Severe Retinal Vaso-Occlusive Disease in Systemic Lupus Erythematosus

Author Affiliations

From the Department of Ophthalmology, The Wilmer Ophthalmological Institute, Baltimore (Drs Jabs, Fine, and Heiner); the Department of Medicine, Division of Rheumatology, The Johns Hopkins University School of Medicine, Baltimore (Drs Jabs, Hochberg, and Stevens); and the Department of Ophthalmology, University of Virginia School of Medicine, Charlottesville (Dr Newman).

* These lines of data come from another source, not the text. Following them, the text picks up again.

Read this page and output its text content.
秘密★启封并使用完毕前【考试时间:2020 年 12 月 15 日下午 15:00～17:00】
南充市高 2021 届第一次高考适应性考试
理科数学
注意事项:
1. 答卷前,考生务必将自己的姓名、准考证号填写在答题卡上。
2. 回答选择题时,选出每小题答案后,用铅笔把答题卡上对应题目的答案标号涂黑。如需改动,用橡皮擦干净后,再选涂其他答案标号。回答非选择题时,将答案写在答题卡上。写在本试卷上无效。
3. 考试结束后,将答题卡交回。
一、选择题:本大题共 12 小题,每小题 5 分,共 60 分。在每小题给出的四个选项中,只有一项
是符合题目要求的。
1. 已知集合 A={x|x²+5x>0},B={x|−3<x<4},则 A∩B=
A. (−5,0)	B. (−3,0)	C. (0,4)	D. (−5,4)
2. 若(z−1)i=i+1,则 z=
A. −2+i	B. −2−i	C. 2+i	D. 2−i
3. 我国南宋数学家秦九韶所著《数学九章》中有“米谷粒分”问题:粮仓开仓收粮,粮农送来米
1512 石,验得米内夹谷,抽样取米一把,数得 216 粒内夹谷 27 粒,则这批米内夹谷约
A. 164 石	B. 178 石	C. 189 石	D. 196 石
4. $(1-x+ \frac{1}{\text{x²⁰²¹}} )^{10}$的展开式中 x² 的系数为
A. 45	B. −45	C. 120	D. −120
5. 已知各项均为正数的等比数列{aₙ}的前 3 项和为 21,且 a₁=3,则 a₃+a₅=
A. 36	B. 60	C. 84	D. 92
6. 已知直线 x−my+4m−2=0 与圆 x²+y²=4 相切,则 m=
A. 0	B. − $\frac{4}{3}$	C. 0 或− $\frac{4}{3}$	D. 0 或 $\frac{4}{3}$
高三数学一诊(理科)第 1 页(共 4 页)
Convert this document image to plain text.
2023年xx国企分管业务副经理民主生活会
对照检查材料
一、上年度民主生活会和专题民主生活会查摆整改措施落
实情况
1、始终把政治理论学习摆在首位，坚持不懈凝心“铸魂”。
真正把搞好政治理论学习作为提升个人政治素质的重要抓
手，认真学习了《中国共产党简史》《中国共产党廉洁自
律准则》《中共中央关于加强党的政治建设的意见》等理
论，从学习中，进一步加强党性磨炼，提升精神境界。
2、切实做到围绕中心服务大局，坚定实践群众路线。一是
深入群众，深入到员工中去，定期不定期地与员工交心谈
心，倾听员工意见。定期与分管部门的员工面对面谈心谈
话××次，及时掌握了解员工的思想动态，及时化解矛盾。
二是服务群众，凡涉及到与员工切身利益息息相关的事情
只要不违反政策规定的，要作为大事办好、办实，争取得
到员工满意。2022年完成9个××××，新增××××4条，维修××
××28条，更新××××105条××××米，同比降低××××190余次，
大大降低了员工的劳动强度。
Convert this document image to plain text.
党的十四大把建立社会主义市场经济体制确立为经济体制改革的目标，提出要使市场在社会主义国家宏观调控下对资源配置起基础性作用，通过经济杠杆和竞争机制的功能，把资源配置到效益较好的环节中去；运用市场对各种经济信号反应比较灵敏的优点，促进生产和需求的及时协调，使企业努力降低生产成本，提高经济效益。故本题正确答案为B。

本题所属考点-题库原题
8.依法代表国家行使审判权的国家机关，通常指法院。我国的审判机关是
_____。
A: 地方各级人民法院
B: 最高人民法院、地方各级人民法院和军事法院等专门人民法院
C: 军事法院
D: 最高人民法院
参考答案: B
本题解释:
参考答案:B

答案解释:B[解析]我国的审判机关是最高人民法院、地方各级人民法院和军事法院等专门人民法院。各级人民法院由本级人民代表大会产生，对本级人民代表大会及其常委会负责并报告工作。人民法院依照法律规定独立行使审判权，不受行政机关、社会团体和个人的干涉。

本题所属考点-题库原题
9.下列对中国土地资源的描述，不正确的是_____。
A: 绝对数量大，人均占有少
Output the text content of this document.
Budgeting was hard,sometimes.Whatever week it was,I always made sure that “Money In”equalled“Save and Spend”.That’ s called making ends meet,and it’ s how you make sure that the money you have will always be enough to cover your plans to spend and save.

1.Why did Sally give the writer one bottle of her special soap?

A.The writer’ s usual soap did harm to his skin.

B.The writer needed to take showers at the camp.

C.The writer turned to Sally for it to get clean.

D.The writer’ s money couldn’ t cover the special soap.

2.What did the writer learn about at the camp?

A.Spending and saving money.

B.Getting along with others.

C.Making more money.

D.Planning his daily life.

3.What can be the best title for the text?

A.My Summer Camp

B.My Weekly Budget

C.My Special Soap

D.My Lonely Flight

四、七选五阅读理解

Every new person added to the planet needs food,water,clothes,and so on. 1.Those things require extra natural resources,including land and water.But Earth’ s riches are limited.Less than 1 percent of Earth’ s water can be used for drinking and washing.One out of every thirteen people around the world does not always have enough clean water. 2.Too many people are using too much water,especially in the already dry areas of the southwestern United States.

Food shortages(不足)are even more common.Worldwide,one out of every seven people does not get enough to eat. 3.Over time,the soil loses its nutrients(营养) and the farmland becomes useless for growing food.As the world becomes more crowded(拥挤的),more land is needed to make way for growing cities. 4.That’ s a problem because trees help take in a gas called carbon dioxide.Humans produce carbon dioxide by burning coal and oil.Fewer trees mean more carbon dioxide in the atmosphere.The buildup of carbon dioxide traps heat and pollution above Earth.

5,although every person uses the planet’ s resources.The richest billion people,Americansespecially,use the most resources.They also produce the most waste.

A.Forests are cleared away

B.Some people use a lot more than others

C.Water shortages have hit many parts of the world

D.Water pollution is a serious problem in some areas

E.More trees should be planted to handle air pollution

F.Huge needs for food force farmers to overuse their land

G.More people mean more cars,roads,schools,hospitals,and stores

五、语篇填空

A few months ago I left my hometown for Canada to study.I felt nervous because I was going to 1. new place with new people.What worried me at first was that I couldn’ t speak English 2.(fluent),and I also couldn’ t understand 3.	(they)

Arch Ophthalmol. 1986;104(4):558-563. doi:10.1001/archopht.1986.01050160114025

• Retinopathy in systemic lupus erythematosus generally consists of cotton-wool spots with or without intraretinal hemorrhages. Although rare, a more severe retinal vaso-occlusive disease, termed retinal vasculitis, has been described. We report data from 11 patients with SLE and severe retinal vasoocclusive disease. Visual outcome was often poor, with 55% of the involved eyes suffering visual loss, frequently to an acuity of worse than 20/200. The systemic feature significantly associated with severe retinal vascular disease was central nervous system involvement (CNS lupus), present in eight (73%) of the 11 patients vs an overall prevalence of 37%. The association of CNS lupus with severe retinal vaso-occlusive disease probably reflects a similar pathogenetic mechanism and microangiopathy.